Since 2001, some 75 percent of Black and Latino students have been attending schools were resources are entirely inadequate for providing an appropriate education, according to a Government Accountability Office study; and the number continues to increase.
This so-called secession strategy by wealthy white parents has become a common practice around the country as they seek to break free of public school systems in favor of smaller, more restricted systems. These practices promise to further deepen the disparities of wealth generation between whites and people of color. The evidence is already beginning to show. For instance, in 2003 white family wealth was seven times that of Black families and nine times that of Hispanic families. By 2017, that number had climbed to 13 times that of Blacks and 10 times that of Hispanics. Much of this gap is directly attributable to policies that are partial to resegregation.

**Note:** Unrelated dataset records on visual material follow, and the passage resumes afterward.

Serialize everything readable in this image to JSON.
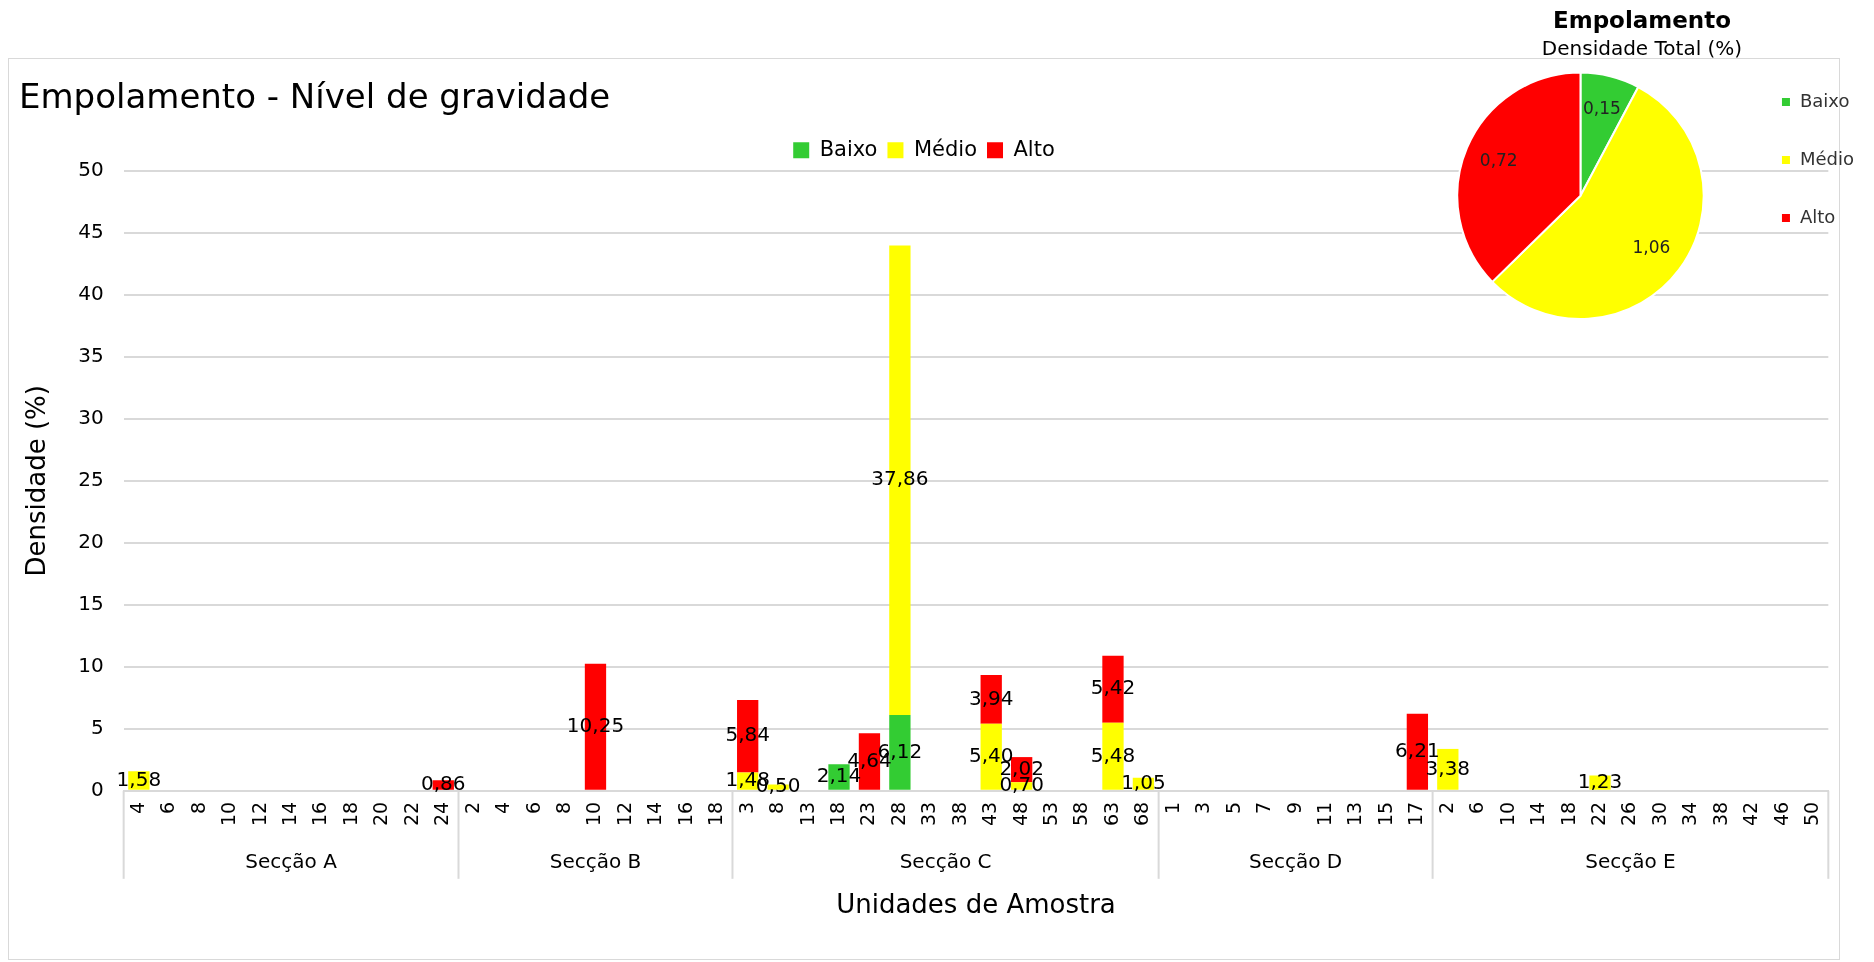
{
  "chart_data": [
    {
      "type": "bar",
      "title": "Empolamento - Nível de gravidade",
      "xlabel": "Unidades de Amostra",
      "ylabel": "Densidade (%)",
      "categories": [
        "4",
        "6",
        "8",
        "10",
        "12",
        "14",
        "16",
        "18",
        "20",
        "22",
        "24",
        "2",
        "4",
        "6",
        "8",
        "10",
        "12",
        "14",
        "16",
        "18",
        "3",
        "8",
        "13",
        "18",
        "23",
        "28",
        "33",
        "38",
        "43",
        "48",
        "53",
        "58",
        "63",
        "68",
        "1",
        "3",
        "5",
        "7",
        "9",
        "11",
        "13",
        "15",
        "17",
        "2",
        "6",
        "10",
        "14",
        "18",
        "22",
        "26",
        "30",
        "34",
        "38",
        "42",
        "46",
        "50"
      ],
      "annotations": [
        "Secção A",
        "Secção B",
        "Secção C",
        "Secção D",
        "Secção E"
      ],
      "stacked": true,
      "ylim": [
        0,
        50
      ],
      "yticks": [
        0,
        5,
        10,
        15,
        20,
        25,
        30,
        35,
        40,
        45,
        50
      ],
      "grid": "y",
      "legend": "top",
      "series": [
        {
          "name": "Baixo",
          "color": "#33cc33",
          "values": [
            null,
            null,
            null,
            null,
            null,
            null,
            null,
            null,
            null,
            null,
            null,
            null,
            null,
            null,
            null,
            null,
            null,
            null,
            null,
            null,
            null,
            null,
            null,
            2.14,
            null,
            6.12,
            null,
            null,
            null,
            null,
            null,
            null,
            null,
            null,
            null,
            null,
            null,
            null,
            null,
            null,
            null,
            null,
            null,
            null,
            null,
            null,
            null,
            null,
            null,
            null,
            null,
            null,
            null,
            null,
            null,
            null
          ],
          "value_labels": [
            null,
            null,
            null,
            null,
            null,
            null,
            null,
            null,
            null,
            null,
            null,
            null,
            null,
            null,
            null,
            null,
            null,
            null,
            null,
            null,
            null,
            null,
            null,
            "2,14",
            null,
            "6,12",
            null,
            null,
            null,
            null,
            null,
            null,
            null,
            null,
            null,
            null,
            null,
            null,
            null,
            null,
            null,
            null,
            null,
            null,
            null,
            null,
            null,
            null,
            null,
            null,
            null,
            null,
            null,
            null,
            null,
            null
          ]
        },
        {
          "name": "Médio",
          "color": "#ffff00",
          "values": [
            1.58,
            null,
            null,
            null,
            null,
            null,
            null,
            null,
            null,
            null,
            null,
            null,
            null,
            null,
            null,
            null,
            null,
            null,
            null,
            null,
            1.48,
            0.5,
            null,
            null,
            null,
            37.86,
            null,
            null,
            5.4,
            0.7,
            null,
            null,
            5.48,
            1.05,
            null,
            null,
            null,
            null,
            null,
            null,
            null,
            null,
            null,
            3.38,
            null,
            null,
            null,
            null,
            1.23,
            null,
            null,
            null,
            null,
            null,
            null,
            null
          ],
          "value_labels": [
            "1,58",
            null,
            null,
            null,
            null,
            null,
            null,
            null,
            null,
            null,
            null,
            null,
            null,
            null,
            null,
            null,
            null,
            null,
            null,
            null,
            "1,48",
            "0,50",
            null,
            null,
            null,
            "37,86",
            null,
            null,
            "5,40",
            "0,70",
            null,
            null,
            "5,48",
            "1,05",
            null,
            null,
            null,
            null,
            null,
            null,
            null,
            null,
            null,
            "3,38",
            null,
            null,
            null,
            null,
            "1,23",
            null,
            null,
            null,
            null,
            null,
            null,
            null
          ]
        },
        {
          "name": "Alto",
          "color": "#ff0000",
          "values": [
            null,
            null,
            null,
            null,
            null,
            null,
            null,
            null,
            null,
            null,
            0.86,
            null,
            null,
            null,
            null,
            10.25,
            null,
            null,
            null,
            null,
            5.84,
            null,
            null,
            null,
            4.64,
            null,
            null,
            null,
            3.94,
            2.02,
            null,
            null,
            5.42,
            null,
            null,
            null,
            null,
            null,
            null,
            null,
            null,
            null,
            6.21,
            null,
            null,
            null,
            null,
            null,
            null,
            null,
            null,
            null,
            null,
            null,
            null,
            null
          ],
          "value_labels": [
            null,
            null,
            null,
            null,
            null,
            null,
            null,
            null,
            null,
            null,
            "0,86",
            null,
            null,
            null,
            null,
            "10,25",
            null,
            null,
            null,
            null,
            "5,84",
            null,
            null,
            null,
            "4,64",
            null,
            null,
            null,
            "3,94",
            "2,02",
            null,
            null,
            "5,42",
            null,
            null,
            null,
            null,
            null,
            null,
            null,
            null,
            null,
            "6,21",
            null,
            null,
            null,
            null,
            null,
            null,
            null,
            null,
            null,
            null,
            null,
            null,
            null
          ]
        }
      ]
    },
    {
      "type": "pie",
      "title": "Empolamento",
      "subtitle": "Densidade Total (%)",
      "categories": [
        "Baixo",
        "Médio",
        "Alto"
      ],
      "values": [
        0.15,
        1.06,
        0.72
      ],
      "value_labels": [
        "0,15",
        "1,06",
        "0,72"
      ],
      "colors": [
        "#33cc33",
        "#ffff00",
        "#ff0000"
      ],
      "legend": "right"
    }
  ]
}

The injurious effect of unconstitutional, state-sanctioned racial discrimination has been known for many decades. For example, the Kerner Commission asserted in 1968 that, “Our nation is moving towards two societies, one Black, one white; separate and unequal.” The commission concluded that, “equality cannot be achieved under the conditions of nearly total separation.” One must then wonder what outcomes white parents are aiming to accomplish with their move to break free.

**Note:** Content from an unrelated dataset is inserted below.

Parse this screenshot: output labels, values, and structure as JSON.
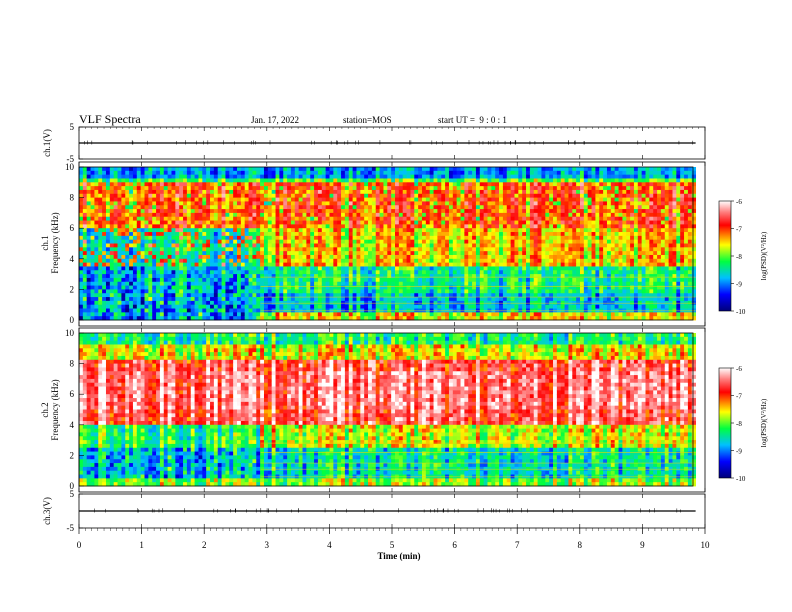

Now, more than five decades later this unequal separation continues. Those results touted by the Kerner Commission have been propagated anew. The hard fought progress since the 1960s may well be consigned to the dustbin of history and a step in the wrong direction.
Let’s be clear—it is illegal to form a school system that purposefully excludes individuals based on race. Yet, many communities across the country have been permitted to do just that. While there are still some 175 school systems nationwide that are still under federal oversight to ensure that there is not a resurgence of Jim Crow. The horrifying fact is that federal officials and judges are rarely even checking to determine whether school systems are in compliance with federal law on the matter of resegregation. What is even more amazing is that when the government does step in, they typically side with the school system that is attempting to splinter off, thereby making segregation even more pronounced.

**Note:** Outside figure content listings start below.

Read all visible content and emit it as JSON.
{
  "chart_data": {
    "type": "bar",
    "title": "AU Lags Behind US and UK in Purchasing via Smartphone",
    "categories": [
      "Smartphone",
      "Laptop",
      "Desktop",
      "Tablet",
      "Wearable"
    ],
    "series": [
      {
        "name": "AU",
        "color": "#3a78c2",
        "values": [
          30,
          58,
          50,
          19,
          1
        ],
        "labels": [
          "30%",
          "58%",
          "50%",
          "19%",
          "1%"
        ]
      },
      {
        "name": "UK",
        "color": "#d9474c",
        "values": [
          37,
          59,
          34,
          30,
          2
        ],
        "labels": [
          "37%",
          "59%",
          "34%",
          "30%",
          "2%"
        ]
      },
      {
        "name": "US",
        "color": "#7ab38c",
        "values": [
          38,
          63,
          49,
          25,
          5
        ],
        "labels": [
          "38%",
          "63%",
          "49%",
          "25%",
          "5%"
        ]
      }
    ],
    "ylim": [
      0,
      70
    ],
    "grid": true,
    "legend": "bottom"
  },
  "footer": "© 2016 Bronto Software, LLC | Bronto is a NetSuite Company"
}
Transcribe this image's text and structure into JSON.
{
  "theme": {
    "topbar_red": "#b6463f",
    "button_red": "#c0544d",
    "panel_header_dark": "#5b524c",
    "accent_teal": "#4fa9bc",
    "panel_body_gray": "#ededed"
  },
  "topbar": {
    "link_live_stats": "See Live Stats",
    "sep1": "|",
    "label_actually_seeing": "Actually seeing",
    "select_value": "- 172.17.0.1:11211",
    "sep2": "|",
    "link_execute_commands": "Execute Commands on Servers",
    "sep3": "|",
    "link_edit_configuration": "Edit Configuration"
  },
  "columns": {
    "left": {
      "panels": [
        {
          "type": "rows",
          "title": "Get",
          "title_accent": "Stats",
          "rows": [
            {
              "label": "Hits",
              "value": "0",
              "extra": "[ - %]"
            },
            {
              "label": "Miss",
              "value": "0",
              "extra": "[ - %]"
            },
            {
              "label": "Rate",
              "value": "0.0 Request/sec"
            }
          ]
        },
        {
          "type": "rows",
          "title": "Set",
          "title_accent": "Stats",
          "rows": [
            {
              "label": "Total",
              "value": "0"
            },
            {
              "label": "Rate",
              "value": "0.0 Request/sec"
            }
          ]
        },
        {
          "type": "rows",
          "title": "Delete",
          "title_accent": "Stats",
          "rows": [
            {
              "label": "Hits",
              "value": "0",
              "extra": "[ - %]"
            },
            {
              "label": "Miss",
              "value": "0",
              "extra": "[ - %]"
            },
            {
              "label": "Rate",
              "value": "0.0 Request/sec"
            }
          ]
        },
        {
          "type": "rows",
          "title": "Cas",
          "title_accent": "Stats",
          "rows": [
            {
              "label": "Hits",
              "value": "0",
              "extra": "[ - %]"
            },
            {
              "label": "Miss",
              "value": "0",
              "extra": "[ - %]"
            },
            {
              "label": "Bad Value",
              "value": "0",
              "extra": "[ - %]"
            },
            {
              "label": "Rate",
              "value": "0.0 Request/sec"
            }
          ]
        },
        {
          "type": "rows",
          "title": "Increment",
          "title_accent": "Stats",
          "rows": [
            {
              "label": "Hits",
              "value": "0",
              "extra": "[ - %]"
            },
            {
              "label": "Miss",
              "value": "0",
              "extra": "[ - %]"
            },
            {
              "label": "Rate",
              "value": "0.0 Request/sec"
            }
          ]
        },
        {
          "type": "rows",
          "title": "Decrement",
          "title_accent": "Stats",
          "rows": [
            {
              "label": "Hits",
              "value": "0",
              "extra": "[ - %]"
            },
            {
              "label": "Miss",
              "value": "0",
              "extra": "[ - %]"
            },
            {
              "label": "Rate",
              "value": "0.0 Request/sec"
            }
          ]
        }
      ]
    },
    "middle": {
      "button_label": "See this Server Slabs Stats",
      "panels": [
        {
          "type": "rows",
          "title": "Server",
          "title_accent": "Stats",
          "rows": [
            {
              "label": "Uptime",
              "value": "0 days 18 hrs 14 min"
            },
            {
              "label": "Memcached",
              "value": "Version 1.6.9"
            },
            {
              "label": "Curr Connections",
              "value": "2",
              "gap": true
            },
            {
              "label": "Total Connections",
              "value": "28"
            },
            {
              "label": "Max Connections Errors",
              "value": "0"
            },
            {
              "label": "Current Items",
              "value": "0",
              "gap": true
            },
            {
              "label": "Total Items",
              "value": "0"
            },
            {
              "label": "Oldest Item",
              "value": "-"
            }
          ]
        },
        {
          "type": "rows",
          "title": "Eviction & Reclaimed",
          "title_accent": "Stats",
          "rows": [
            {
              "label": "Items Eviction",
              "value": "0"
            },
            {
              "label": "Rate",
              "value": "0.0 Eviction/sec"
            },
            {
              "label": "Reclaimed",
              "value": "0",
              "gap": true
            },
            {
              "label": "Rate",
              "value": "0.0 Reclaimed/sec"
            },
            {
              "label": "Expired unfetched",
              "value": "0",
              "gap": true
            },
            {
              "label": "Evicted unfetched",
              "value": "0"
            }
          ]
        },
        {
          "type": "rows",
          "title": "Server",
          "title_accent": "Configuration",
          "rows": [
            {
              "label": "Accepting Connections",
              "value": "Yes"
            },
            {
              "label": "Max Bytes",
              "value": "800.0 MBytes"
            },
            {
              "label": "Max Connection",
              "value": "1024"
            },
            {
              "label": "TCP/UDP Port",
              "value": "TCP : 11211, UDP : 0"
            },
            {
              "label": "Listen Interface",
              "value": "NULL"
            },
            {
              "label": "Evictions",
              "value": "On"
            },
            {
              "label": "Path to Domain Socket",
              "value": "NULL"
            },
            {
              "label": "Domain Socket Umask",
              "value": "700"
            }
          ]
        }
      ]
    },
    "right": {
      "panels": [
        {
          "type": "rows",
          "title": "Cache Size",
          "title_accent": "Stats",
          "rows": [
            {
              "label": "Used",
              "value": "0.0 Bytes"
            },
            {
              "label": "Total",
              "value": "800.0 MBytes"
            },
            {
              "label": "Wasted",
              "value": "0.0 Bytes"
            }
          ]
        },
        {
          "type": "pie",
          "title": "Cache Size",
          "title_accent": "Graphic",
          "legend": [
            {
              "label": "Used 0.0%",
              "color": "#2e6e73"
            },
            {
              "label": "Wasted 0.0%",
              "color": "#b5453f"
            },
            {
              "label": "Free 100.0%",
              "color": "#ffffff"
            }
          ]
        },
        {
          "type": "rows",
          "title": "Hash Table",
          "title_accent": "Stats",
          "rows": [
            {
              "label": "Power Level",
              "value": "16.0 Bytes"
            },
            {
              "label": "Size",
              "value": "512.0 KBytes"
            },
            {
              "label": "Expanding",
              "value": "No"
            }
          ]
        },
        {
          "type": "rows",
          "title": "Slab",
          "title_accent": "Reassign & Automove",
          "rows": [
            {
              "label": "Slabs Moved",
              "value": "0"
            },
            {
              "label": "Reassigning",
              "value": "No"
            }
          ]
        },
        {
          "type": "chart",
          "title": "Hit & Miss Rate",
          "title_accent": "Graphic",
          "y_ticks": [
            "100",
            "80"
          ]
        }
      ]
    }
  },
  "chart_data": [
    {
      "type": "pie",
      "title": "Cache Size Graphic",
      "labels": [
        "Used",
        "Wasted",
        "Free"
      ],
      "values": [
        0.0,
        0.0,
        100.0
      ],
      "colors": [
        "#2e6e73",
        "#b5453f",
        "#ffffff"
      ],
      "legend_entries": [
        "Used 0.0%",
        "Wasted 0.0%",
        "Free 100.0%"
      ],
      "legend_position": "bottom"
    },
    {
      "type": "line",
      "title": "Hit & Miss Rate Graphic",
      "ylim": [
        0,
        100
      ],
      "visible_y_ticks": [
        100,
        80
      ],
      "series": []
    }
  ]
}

We know that segregated educational environments lead to an unequal allocation of vital resources. With the Trump presidency, the coming years might prove to be the last in federal effort to keep schools integrated. It could be the death nail as Mr. Trump’s Justice Department could actually end the efforts under Brown and usher in an a new era of Jim Crow in the nation’s schools.
The full retreat by the federal government to enforce Brown sends a clear, unambiguous message that if parents want to create a school system where race becomes a factor in attending, the federal government will do little to stop them. The signs are already beginning to manifest as nominees for the federal bench are refusing to state publicly that they believe that Brown was the right decision.
The percentage of Black students attending majority white schools has been on the decline for the past 30 years. So while the vast majority of white parents continue to parrot the need for diversity in words, their actions indicate anything but a desire to create a level playing field for students of color.
With a single action, President Trump could end all pending federal cases concerning school integration and heave us backwards 60 years while reintroducing Jim Crow in America. Our communities must pay close attention and vigorously protest any move in this direction.